We can often explain a lot by thinking in this way. There are many cases where a group of people are so unified (such as a democracy that has just been attacked) or they are under a such a tight system of command (such as a nation under a totalitarian dictatorship) that we can think of the nation or the group as one thing with goals and intentions. And we can explain the group’s behavior, whether that group is a country or members of a religion, as deriving from the group’s goals and choices about how to meet those goals.
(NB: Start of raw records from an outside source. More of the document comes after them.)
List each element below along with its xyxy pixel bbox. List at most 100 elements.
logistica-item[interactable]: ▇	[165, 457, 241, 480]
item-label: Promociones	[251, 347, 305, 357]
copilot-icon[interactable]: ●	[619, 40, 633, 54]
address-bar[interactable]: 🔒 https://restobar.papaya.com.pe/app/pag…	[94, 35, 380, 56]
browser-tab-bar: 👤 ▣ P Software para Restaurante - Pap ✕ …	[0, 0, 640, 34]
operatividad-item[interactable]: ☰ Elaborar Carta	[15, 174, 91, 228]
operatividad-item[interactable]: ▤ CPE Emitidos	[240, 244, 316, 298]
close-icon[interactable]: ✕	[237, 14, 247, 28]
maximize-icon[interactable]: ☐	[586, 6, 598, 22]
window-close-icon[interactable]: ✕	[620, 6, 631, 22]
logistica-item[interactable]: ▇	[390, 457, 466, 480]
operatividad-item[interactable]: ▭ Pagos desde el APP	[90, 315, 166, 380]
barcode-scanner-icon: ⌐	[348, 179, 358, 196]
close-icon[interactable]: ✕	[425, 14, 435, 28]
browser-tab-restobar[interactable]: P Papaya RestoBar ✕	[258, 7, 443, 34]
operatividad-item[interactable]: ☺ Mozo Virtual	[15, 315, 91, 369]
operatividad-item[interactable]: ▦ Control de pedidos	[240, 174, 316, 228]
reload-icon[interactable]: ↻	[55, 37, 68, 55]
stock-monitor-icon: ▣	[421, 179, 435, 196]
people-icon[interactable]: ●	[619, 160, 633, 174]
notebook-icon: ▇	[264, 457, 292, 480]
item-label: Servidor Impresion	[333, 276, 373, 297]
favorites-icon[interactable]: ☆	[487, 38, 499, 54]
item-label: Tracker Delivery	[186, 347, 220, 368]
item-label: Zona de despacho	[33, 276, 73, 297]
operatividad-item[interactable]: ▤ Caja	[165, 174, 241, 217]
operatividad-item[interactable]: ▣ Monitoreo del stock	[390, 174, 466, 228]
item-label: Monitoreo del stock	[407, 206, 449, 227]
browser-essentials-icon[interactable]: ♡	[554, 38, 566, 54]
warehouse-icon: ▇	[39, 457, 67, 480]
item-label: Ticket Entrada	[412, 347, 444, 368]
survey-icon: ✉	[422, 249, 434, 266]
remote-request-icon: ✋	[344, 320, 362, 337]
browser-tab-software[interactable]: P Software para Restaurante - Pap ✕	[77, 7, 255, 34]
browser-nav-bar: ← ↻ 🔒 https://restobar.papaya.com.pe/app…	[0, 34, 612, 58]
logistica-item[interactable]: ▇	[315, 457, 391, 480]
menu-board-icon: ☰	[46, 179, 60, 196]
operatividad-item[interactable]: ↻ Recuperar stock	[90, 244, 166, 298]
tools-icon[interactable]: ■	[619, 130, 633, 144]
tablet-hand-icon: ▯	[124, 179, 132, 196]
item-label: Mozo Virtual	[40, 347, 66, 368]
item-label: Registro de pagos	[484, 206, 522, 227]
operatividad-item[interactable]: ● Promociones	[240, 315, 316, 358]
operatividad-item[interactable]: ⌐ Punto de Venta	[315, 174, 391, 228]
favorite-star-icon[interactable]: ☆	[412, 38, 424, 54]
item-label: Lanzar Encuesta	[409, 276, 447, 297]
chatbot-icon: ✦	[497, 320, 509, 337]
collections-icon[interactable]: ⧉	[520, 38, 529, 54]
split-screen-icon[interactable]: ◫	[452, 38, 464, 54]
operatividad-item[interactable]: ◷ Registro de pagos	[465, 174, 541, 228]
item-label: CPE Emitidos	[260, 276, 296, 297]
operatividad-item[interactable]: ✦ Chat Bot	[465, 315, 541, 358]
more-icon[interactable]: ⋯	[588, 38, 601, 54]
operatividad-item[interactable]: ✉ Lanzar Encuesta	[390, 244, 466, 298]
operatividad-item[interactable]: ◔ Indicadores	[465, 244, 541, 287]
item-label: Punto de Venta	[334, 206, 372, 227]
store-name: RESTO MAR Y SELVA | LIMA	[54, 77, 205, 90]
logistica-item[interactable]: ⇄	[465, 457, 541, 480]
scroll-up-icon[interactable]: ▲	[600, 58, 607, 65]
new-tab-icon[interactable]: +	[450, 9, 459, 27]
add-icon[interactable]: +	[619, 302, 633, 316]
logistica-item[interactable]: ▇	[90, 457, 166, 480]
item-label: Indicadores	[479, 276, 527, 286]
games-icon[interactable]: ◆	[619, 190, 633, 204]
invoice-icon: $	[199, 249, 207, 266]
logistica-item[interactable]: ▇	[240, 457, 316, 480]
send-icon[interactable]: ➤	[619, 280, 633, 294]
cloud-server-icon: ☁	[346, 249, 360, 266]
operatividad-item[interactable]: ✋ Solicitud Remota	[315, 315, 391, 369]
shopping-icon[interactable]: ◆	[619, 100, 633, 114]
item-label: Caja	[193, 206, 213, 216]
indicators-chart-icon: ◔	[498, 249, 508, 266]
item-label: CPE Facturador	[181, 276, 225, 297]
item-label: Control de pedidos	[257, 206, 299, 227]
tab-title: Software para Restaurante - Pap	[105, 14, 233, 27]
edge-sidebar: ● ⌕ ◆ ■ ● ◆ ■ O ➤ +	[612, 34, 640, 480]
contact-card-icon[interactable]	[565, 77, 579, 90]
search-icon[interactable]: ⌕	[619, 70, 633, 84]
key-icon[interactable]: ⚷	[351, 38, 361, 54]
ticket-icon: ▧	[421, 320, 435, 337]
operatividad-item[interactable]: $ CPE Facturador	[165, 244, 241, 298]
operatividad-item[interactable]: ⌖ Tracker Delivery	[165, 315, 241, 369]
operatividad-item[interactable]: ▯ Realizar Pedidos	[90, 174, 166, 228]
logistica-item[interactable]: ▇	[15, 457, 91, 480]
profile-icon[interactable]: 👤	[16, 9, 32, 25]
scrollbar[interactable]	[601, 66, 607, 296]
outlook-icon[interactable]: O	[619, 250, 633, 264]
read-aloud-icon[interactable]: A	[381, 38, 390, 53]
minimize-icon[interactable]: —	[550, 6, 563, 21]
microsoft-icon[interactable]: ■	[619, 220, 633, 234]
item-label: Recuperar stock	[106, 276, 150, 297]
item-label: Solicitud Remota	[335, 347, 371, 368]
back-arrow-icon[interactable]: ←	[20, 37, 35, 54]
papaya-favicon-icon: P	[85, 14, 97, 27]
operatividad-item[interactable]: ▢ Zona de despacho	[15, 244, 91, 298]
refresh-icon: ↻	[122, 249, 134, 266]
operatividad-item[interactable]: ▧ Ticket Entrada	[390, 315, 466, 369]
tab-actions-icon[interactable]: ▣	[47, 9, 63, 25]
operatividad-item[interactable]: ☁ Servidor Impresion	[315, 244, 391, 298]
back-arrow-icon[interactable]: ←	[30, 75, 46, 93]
But often we can’t. In fact, quite often we can’t. There may be some goal that all the members of the group agree on but that they can’t work together achieve because of communication difficulties or not having a way to structure incentives effectively. We call these Collective Action Problems. They may mostly agree on a policy but their decision making procedures lead to a minority’s views getting undue weight in the decision making process. Such phenomena fall under the Policy Principle. They may have formed a mental habit that they don’t re-examine critically in light of new information, leading them to get blind-sided by new developments. Or, they may have delegated a task to a sub-group, an organization, that, overtime, becomes like a living being itself with its own goals and interests, and its own distinctive way of looking at the word. This is a Principle-Agent problem. These sorts of accounts also fall under what political scientists often call the Institutional Principle. Finally, they a group may not evaluate all the options open to it because some event or choice they made in the past has closed off some options or made others more prominent than they should be on the rationality principle. We group these under the rubric or Path Dependency or, as our book calls it, History Matters.

The point of throwing all these new words at you is to help you start to explore new possibilities for explaining the actions of groups, whether they are nations, religions or loose associations of the like-minded. Over the next week we will go over what these terms mean in detail. The goal is to help you build a mental check-list, a set of possible explanations that you can bring to any new situation that you are trying to explain. None of these ideas are really new to you, but by describing them with abstract, technical terms we will help you to apply these ideas to wider sets of phenomena.

Before we do that I would like us to read two short pieces of writing by George Orwell. I have emailed you links to these articles.

In the first, Orwell talks about problems in the way the English language is used in politics and what to do about it. See if you can find one of our principles of politics in his account.

In the second he talks about Mahatma Gandhi, and in particular discusses Gandhi’s recommendation for how his principle of non-violence might have applied to the Jews of Germany in the period leading up to WWII. Would you consider his advice Rational?